Director Jim Holmes has delivered many outstanding productions for Kanata Theatre over the years, but his affection for this play seems misplaced. His production does move smoothly, supplying some balance between character and situation and seeking a solid dramatic heft for the material’s climactic moments. But there’s only so much that even a good director can do with a script that suffers from an apparent mood disorder and revels in its own anachronisms — be they the resolutely modern colloquialisms or the presence of a Christmas tree in Henry’s French castle.

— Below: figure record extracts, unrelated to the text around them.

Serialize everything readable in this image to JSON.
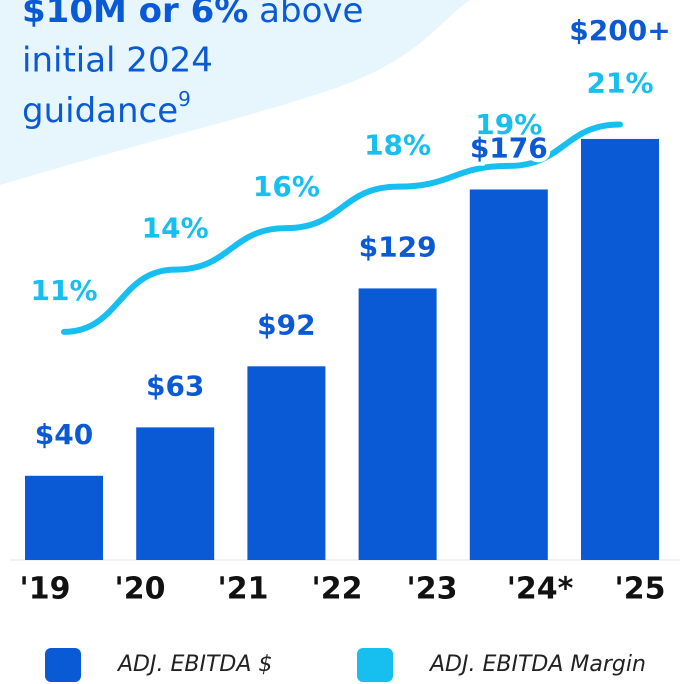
{
  "chart_data": {
    "type": "bar-line",
    "annotation": {
      "highlight": "$10M or 6%",
      "rest": "above",
      "line2": "initial 2024",
      "line3": "guidance",
      "footnote": "9"
    },
    "categories": [
      "'19",
      "'20",
      "'21",
      "'22",
      "'23",
      "'24*",
      "'25"
    ],
    "series": [
      {
        "name": "ADJ. EBITDA $",
        "color": "#0b5ad5",
        "type": "bar",
        "values": [
          null,
          40,
          63,
          92,
          129,
          176,
          200
        ],
        "value_labels": [
          null,
          "$40",
          "$63",
          "$92",
          "$129",
          "$176",
          "$200+"
        ]
      },
      {
        "name": "ADJ. EBITDA Margin",
        "color": "#16bff0",
        "type": "line",
        "axis": "y2",
        "values": [
          null,
          11,
          14,
          16,
          18,
          19,
          21
        ],
        "value_labels": [
          null,
          "11%",
          "14%",
          "16%",
          "18%",
          "19%",
          "21%"
        ]
      }
    ],
    "ylim": [
      0,
      266
    ],
    "y2lim": [
      0,
      27
    ]
  }
}
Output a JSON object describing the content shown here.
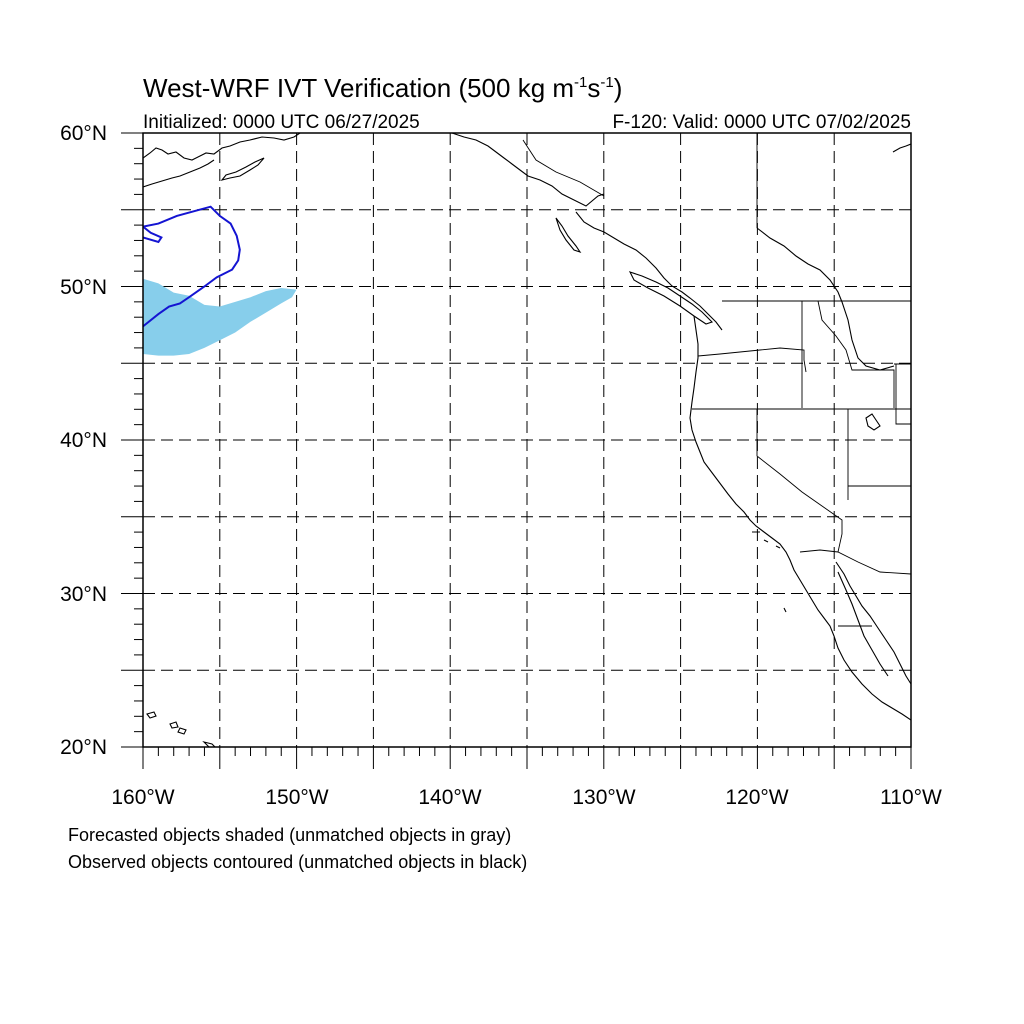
{
  "title": {
    "main": "West-WRF IVT Verification (500 kg m",
    "sup1": "-1",
    "mid": "s",
    "sup2": "-1",
    "end": ")"
  },
  "init_text": "Initialized: 0000 UTC 06/27/2025",
  "valid_text": "F-120: Valid: 0000 UTC 07/02/2025",
  "lat_labels": [
    "60°N",
    "50°N",
    "40°N",
    "30°N",
    "20°N"
  ],
  "lon_labels": [
    "160°W",
    "150°W",
    "140°W",
    "130°W",
    "120°W",
    "110°W"
  ],
  "legend": {
    "line1": "Forecasted objects shaded (unmatched objects in gray)",
    "line2": "Observed objects contoured (unmatched objects in black)"
  },
  "map_extent": {
    "lon": [
      -160,
      -110
    ],
    "lat": [
      20,
      60
    ]
  },
  "colors": {
    "forecast_fill": "#87ceeb",
    "observed_contour": "#1414d2",
    "coast": "#000000",
    "grid": "#000000"
  },
  "forecast_object": [
    [
      -160,
      50.5
    ],
    [
      -159,
      50.2
    ],
    [
      -158,
      49.6
    ],
    [
      -157,
      49.4
    ],
    [
      -156,
      48.8
    ],
    [
      -155,
      48.7
    ],
    [
      -154,
      49.0
    ],
    [
      -153,
      49.3
    ],
    [
      -152,
      49.7
    ],
    [
      -151,
      49.9
    ],
    [
      -150,
      49.8
    ],
    [
      -150.3,
      49.3
    ],
    [
      -151,
      48.9
    ],
    [
      -152,
      48.3
    ],
    [
      -153,
      47.7
    ],
    [
      -154,
      47.0
    ],
    [
      -155,
      46.5
    ],
    [
      -156,
      46.0
    ],
    [
      -157,
      45.6
    ],
    [
      -158,
      45.5
    ],
    [
      -159,
      45.5
    ],
    [
      -160,
      45.6
    ]
  ],
  "observed_object": [
    [
      -160,
      47.4
    ],
    [
      -159,
      48.2
    ],
    [
      -158.3,
      48.7
    ],
    [
      -157.6,
      48.9
    ],
    [
      -157,
      49.3
    ],
    [
      -156,
      50.0
    ],
    [
      -155.2,
      50.6
    ],
    [
      -154.2,
      51.1
    ],
    [
      -153.8,
      51.7
    ],
    [
      -153.7,
      52.4
    ],
    [
      -153.9,
      53.3
    ],
    [
      -154.3,
      54.1
    ],
    [
      -155,
      54.6
    ],
    [
      -155.6,
      55.2
    ],
    [
      -156.7,
      54.9
    ],
    [
      -157.8,
      54.6
    ],
    [
      -159.0,
      54.1
    ],
    [
      -160,
      53.9
    ],
    [
      -159.5,
      53.5
    ],
    [
      -158.8,
      53.2
    ],
    [
      -159.0,
      52.9
    ],
    [
      -160,
      53.2
    ]
  ]
}
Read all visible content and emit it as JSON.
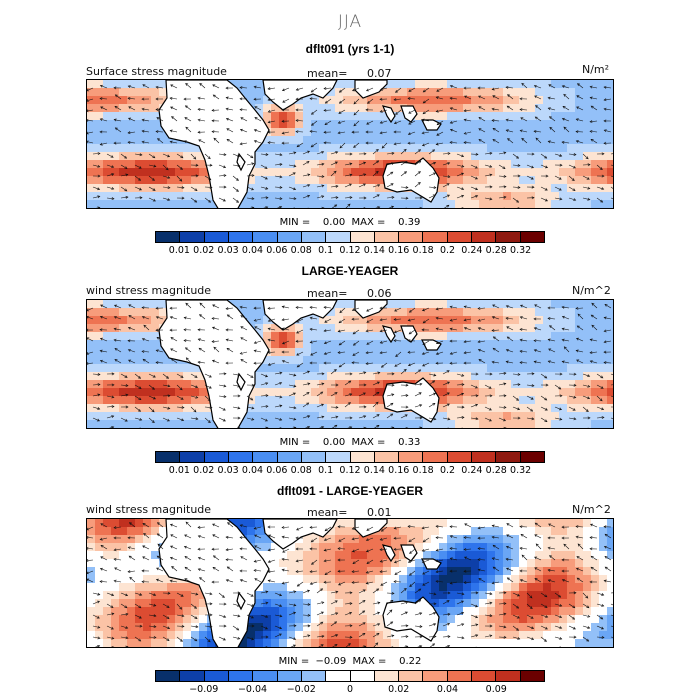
{
  "figure": {
    "season": "JJA"
  },
  "panels": [
    {
      "title": "dflt091 (yrs 1-1)",
      "left_label": "Surface stress magnitude",
      "mean_label": "mean=",
      "mean_value": "0.07",
      "units": "N/m²",
      "stats": "MIN =    0.00  MAX =    0.39",
      "palette": "sequential",
      "ticks": [
        "0.01",
        "0.02",
        "0.03",
        "0.04",
        "0.06",
        "0.08",
        "0.1",
        "0.12",
        "0.14",
        "0.16",
        "0.18",
        "0.2",
        "0.24",
        "0.28",
        "0.32"
      ]
    },
    {
      "title": "LARGE-YEAGER",
      "left_label": "wind stress magnitude",
      "mean_label": "mean=",
      "mean_value": "0.06",
      "units": "N/m^2",
      "stats": "MIN =    0.00  MAX =    0.33",
      "palette": "sequential",
      "ticks": [
        "0.01",
        "0.02",
        "0.03",
        "0.04",
        "0.06",
        "0.08",
        "0.1",
        "0.12",
        "0.14",
        "0.16",
        "0.18",
        "0.2",
        "0.24",
        "0.28",
        "0.32"
      ]
    },
    {
      "title": "dflt091 - LARGE-YEAGER",
      "left_label": "wind stress magnitude",
      "mean_label": "mean=",
      "mean_value": "0.01",
      "units": "N/m^2",
      "stats": "MIN =  −0.09  MAX =    0.22",
      "palette": "diverging",
      "ticks": [
        "−0.09",
        "−0.04",
        "−0.02",
        "0",
        "0.02",
        "0.04",
        "0.09"
      ]
    }
  ],
  "colors": {
    "sequential": [
      "#08306b",
      "#0d3fa8",
      "#1a5ad6",
      "#2e74ec",
      "#4a8ef2",
      "#6aa6f5",
      "#93c0f8",
      "#bcd8fb",
      "#fde4d2",
      "#fbc3a6",
      "#f79c7b",
      "#ee7352",
      "#dc4c32",
      "#c0301f",
      "#8f1a10",
      "#6b0000"
    ],
    "diverging": [
      "#08306b",
      "#0d3fa8",
      "#1a5ad6",
      "#2e74ec",
      "#4a8ef2",
      "#6aa6f5",
      "#93c0f8",
      "#ffffff",
      "#ffffff",
      "#fde4d2",
      "#fbc3a6",
      "#f79c7b",
      "#ee7352",
      "#dc4c32",
      "#c0301f",
      "#6b0000"
    ]
  }
}
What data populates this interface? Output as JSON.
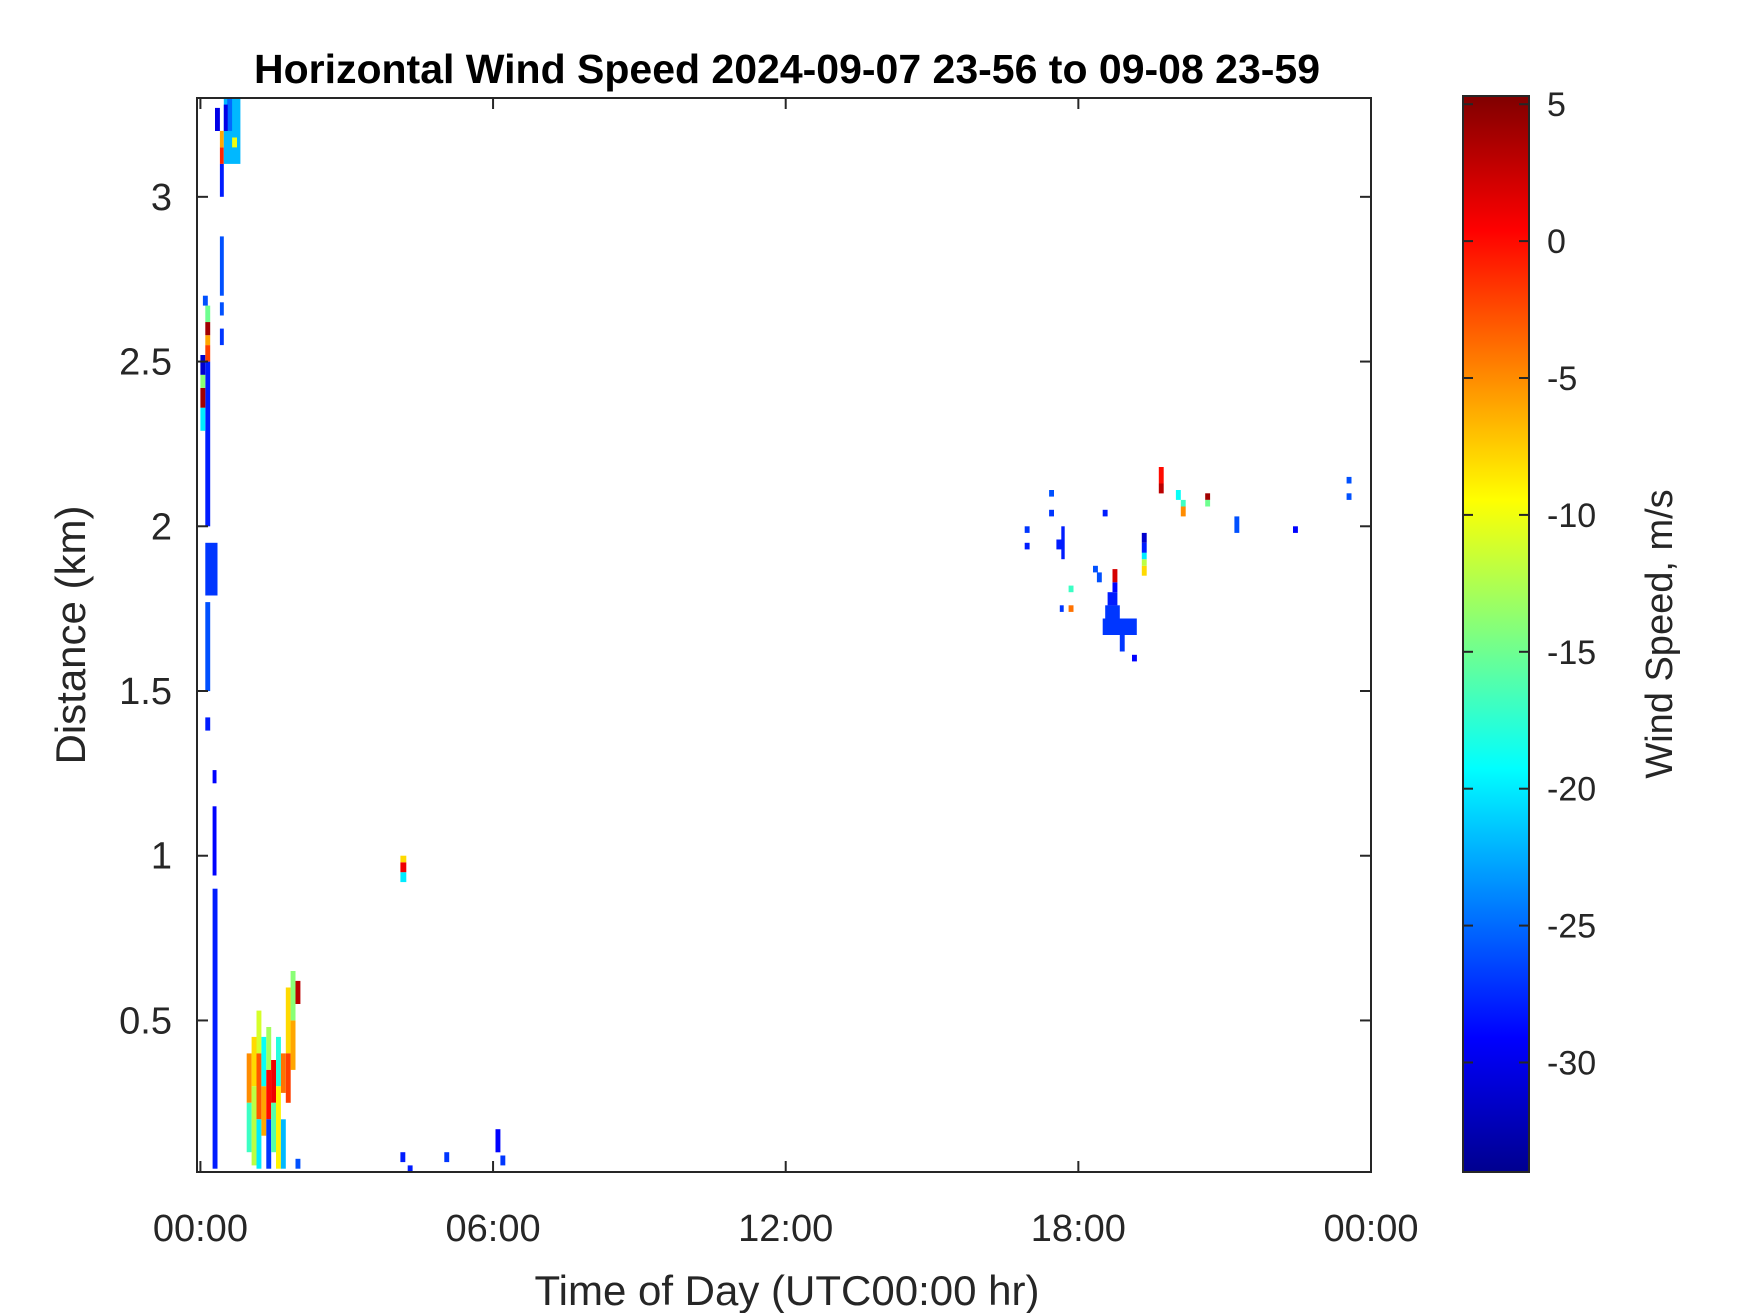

Goldman, younger brother of novelist and screenwriter William Goldman, no doubt took delight in all the snappy one-liners which he concocted — for example, the king’s estranged wife, Eleanor of Aquitaine mischievously observing that she and Henry shattered all the commandments during their first erotic encounter — but much of it seems pretty sophomoric now. The Monty Python crowd and the creators of BlackAdder also sought to glean laughs from bringing a 20th Century sensibility to historical events — but their subversive humour cut deeper and their social and political parallels were more successfully realized.